Complexity Is a Startup Killer. Don’t Grow Up
Complexity is a startup killer. Like a giant anchor, it slows you down until you’ve lost the only two advantages a startup will have: speed and focus.
Complexity manifests when you target multiple jobs-to-be-done, elephant hunt, scale up, hire quickly, cut corners, and implement too many “good ideas” (which seem to ooze from every pore). The impact is exponential as you add more fuel (people, experienced people in particular) to the fire. Before you know it, no one knows what’s going on.
We’re not talking an autonomous ant colony here. Nor are we talking about a Company like Spotify or Intuit with its dozens of pod-like squads, guilds, and colleges. When you’re further along in your business — or have evolved since the mid-Cretaceous period — you can start to divide and conquer. With a startup, you are none of those things. You’re still building, measuring, and learning. Anything that constrains that is an antipattern.
The problem here is that complexity is incredibly tempting to add! Let features reproduce. Get the contract management tool. Scale up sales. Close the deal. Pitch the next product enhancement. Add more people to your board. Find partnerships. Say Yes. Hire “experienced” people (in quotes because Company experience doesn’t equate to Startup experience). We’re eager, and there are a full 24hrs in the day. And you’ve always got those “good ideas”…
In creeps the complexity like a thick fog over the Sunset District. But the fog almost never clears. Once you’ve gone down the rabbit hole, it is nearly impossible to come back up for air.
Startups always flirt with a chaotic, existential breakdown. You’re on the precipice, even if you don’t know it. Complexity is a safety blanket. It feels and smells like momentum. The opposite — keeping it raw and focused — is scary as shit. And it looks nothing like Company work.

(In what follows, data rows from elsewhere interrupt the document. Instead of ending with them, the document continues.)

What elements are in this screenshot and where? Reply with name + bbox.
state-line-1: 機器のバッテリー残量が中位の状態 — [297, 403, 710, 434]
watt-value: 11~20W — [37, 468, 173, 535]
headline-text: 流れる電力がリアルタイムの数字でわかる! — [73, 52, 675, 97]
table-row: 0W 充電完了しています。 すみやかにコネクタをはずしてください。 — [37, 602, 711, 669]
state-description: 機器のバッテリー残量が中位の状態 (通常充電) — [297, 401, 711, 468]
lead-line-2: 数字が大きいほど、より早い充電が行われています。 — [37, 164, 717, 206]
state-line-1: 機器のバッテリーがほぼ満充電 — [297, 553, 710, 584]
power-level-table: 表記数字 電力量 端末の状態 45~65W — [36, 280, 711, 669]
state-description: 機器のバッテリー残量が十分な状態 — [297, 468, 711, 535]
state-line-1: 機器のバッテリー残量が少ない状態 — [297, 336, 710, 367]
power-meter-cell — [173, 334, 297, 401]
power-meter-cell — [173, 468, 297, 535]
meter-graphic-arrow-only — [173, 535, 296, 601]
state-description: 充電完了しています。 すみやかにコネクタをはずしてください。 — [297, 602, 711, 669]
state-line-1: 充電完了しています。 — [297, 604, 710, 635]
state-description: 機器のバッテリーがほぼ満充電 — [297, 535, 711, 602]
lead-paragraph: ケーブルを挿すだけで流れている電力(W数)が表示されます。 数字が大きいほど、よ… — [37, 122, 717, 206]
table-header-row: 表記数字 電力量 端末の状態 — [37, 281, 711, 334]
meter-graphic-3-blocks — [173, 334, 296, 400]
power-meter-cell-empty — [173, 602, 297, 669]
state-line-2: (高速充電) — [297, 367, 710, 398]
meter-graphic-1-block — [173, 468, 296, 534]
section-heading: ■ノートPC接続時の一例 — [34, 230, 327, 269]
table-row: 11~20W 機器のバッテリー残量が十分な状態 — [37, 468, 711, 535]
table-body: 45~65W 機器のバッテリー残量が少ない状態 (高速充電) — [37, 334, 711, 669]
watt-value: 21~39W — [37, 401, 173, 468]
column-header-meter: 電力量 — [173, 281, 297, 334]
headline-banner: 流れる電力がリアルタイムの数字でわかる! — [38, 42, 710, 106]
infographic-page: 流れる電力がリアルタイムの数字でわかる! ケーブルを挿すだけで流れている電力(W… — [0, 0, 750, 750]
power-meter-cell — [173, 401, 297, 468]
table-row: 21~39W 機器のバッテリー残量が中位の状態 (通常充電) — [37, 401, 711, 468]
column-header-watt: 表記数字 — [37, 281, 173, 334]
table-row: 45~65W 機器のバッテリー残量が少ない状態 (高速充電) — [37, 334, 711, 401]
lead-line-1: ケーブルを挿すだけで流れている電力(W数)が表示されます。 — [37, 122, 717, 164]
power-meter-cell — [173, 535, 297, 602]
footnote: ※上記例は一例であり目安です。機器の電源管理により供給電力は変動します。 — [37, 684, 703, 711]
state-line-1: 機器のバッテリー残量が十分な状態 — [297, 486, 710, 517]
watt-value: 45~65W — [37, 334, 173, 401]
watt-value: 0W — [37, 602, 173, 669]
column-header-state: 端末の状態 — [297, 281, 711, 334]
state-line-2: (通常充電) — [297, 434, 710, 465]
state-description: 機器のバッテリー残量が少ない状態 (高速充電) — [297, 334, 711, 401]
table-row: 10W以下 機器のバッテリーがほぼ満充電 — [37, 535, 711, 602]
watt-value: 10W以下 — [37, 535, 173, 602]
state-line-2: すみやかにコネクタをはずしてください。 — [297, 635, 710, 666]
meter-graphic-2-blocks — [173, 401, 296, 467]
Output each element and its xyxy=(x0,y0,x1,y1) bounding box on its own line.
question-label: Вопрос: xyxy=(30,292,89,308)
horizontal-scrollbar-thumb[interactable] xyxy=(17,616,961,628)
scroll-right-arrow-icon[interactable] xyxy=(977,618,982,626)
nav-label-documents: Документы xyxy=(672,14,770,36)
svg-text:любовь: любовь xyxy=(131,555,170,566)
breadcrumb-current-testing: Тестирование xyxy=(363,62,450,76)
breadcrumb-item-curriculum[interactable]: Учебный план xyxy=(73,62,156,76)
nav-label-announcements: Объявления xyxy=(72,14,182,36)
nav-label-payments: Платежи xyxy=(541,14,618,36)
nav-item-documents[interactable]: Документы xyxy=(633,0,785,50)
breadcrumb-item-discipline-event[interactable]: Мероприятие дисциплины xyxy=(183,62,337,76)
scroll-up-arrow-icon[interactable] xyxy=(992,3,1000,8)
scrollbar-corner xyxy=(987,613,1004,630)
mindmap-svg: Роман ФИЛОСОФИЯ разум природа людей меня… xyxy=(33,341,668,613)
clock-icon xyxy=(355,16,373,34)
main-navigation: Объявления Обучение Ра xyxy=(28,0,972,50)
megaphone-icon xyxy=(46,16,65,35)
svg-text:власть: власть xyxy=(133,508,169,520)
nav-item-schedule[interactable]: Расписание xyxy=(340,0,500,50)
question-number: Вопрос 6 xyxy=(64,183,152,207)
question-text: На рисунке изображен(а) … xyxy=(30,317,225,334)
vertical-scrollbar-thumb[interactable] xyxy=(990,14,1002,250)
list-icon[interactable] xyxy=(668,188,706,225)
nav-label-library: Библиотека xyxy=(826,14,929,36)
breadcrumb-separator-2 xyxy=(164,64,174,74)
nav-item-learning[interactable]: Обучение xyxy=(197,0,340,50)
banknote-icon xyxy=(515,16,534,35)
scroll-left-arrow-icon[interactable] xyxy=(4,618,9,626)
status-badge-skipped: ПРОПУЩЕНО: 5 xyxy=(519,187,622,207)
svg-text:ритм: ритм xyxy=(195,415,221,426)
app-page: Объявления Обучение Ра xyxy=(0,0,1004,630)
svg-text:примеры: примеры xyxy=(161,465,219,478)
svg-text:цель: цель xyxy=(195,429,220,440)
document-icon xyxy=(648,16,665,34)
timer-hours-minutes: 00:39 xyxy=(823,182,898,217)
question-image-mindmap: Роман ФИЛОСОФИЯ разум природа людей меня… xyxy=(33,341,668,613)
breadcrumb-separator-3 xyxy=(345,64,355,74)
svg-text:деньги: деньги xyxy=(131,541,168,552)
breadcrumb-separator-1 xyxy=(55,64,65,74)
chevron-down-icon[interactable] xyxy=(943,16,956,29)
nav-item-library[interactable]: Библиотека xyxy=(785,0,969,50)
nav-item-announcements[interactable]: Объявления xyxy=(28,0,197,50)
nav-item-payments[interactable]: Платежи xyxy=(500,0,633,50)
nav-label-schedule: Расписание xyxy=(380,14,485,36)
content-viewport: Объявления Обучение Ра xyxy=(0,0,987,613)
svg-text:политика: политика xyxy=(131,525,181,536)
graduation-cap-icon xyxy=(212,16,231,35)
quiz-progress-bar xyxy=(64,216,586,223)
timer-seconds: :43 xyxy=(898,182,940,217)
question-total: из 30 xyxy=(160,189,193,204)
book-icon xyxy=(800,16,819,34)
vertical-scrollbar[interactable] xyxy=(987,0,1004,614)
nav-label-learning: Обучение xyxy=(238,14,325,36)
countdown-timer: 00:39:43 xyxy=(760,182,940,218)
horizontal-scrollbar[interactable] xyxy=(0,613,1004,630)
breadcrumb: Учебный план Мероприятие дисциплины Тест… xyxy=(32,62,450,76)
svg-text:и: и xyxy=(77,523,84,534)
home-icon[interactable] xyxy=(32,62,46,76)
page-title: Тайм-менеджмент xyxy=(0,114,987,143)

But you NEED to fight to resist complexity, even if it freaks you out. Not in the problem space — for sure, chase after complex challenges — but in the execution and organizational space. Keep things so small, nimble, and simple that it causes you near term pain (imagine you’re smelling your favorite dish in the world and have to walk away). Don’t be a mini version of a Company. You’ll have plenty of time to grow up.